Rozdział 34

3.2K 236 4
                                    

Nie wierzyłem im. Nie wierzyłem, kurwa. Nie było innej opcji.

– Uspokój się – warknął Big Jim, stojąc przy swoim biurku.

Tym razem w pomieszczeniu byliśmy tylko my, Rush, Hatchet, Bull i Sunny. Cała reszta miała swoje zadania.

– Jak mam się, kurwa, uspokoić? – syknąłem w odpowiedzi. – Minęło dwadzieścia pięć godzin. Dwadzieścia pięć jebanych godzin. Wiesz co mogli jej przez tyle czasu zrobić?!

Kurwa, nawet nie chciałem o tym myśleć. Doskonale wiedziałem, przecież sam robiłem te wszystkie popierdolone rzeczy. Oprócz gwałtów. Kurwa, pierdolone szczęście, że w całym swoim zjebanym życiu nikogo nie zgwałciłem. Może Bóg będzie przez to choć trochę bardziej wyrozumiały.

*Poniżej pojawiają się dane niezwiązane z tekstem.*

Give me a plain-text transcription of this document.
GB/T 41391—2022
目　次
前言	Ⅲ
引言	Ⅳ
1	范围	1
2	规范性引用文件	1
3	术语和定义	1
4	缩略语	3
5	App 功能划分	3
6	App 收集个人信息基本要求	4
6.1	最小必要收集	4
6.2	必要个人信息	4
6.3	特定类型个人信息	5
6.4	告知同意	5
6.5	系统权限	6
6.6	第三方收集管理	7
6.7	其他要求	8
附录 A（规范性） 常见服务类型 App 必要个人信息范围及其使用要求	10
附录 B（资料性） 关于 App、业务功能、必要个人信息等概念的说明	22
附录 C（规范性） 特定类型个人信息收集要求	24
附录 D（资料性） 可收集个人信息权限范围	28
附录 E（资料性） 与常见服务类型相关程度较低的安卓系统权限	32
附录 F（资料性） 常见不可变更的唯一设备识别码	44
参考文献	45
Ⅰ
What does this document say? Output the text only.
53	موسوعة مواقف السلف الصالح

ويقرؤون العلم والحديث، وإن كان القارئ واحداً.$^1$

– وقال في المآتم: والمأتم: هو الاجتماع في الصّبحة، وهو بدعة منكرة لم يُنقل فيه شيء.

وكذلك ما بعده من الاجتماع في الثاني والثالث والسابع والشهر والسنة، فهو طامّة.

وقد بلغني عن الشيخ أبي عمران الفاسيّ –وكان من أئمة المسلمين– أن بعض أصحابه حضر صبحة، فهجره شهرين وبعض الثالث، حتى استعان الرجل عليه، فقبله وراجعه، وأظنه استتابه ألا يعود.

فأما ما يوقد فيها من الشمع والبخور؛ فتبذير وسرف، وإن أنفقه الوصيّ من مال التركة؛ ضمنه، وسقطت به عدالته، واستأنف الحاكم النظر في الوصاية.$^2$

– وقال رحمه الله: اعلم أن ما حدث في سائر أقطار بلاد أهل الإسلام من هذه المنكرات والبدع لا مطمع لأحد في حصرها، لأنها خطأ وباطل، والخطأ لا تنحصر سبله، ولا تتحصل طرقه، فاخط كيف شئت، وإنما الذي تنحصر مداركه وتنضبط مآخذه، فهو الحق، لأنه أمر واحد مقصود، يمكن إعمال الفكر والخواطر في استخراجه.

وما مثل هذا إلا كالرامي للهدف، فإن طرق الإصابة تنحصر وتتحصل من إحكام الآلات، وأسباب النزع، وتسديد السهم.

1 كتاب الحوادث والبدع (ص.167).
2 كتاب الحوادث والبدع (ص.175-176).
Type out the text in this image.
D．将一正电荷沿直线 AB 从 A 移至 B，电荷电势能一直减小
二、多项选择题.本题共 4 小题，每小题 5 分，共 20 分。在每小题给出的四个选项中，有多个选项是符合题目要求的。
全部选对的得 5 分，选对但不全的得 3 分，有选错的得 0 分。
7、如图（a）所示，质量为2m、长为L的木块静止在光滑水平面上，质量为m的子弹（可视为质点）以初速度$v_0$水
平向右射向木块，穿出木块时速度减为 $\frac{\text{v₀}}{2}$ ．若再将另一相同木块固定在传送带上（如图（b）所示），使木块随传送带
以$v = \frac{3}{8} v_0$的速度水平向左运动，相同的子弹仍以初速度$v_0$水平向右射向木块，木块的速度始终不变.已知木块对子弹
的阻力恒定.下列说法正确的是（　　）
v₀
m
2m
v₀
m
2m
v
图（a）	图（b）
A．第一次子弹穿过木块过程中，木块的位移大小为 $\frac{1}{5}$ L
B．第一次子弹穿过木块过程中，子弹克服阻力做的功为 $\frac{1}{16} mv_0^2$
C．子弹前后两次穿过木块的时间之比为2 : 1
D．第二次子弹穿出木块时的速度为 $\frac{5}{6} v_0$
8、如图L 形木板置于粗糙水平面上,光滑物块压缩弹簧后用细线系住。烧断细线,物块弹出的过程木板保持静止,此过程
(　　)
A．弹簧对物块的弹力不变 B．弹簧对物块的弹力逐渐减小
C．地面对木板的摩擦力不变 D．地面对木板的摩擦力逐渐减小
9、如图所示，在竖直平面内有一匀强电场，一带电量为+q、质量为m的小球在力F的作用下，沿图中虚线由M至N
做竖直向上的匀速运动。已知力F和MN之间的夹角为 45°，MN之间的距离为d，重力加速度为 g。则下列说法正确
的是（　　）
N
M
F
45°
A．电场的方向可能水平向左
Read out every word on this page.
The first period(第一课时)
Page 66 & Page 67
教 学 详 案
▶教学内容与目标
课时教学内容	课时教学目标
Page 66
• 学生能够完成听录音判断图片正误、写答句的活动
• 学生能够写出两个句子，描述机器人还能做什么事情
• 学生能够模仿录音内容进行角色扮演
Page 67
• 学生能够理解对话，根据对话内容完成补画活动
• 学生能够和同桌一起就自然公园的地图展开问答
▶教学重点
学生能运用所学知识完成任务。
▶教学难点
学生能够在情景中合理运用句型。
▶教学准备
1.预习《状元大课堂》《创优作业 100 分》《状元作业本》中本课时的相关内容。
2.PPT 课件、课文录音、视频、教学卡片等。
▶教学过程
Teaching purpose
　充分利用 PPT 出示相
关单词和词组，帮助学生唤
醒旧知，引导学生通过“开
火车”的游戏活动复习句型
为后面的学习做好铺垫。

Rozpierdalało mnie na samą myśl o tym, co się z nią teraz mogło dziać. Do tego stopnia, że trzydzieści minut temu zrzygałem się jak zwykła pizda. Jak zwykły cienias, który nie potrafił obronić swojej kobiety.

– Znajdziemy ją. – Rush klepnął mnie w ramię. – Tak jak znaleźliśmy Santanę. Całą i zdrową.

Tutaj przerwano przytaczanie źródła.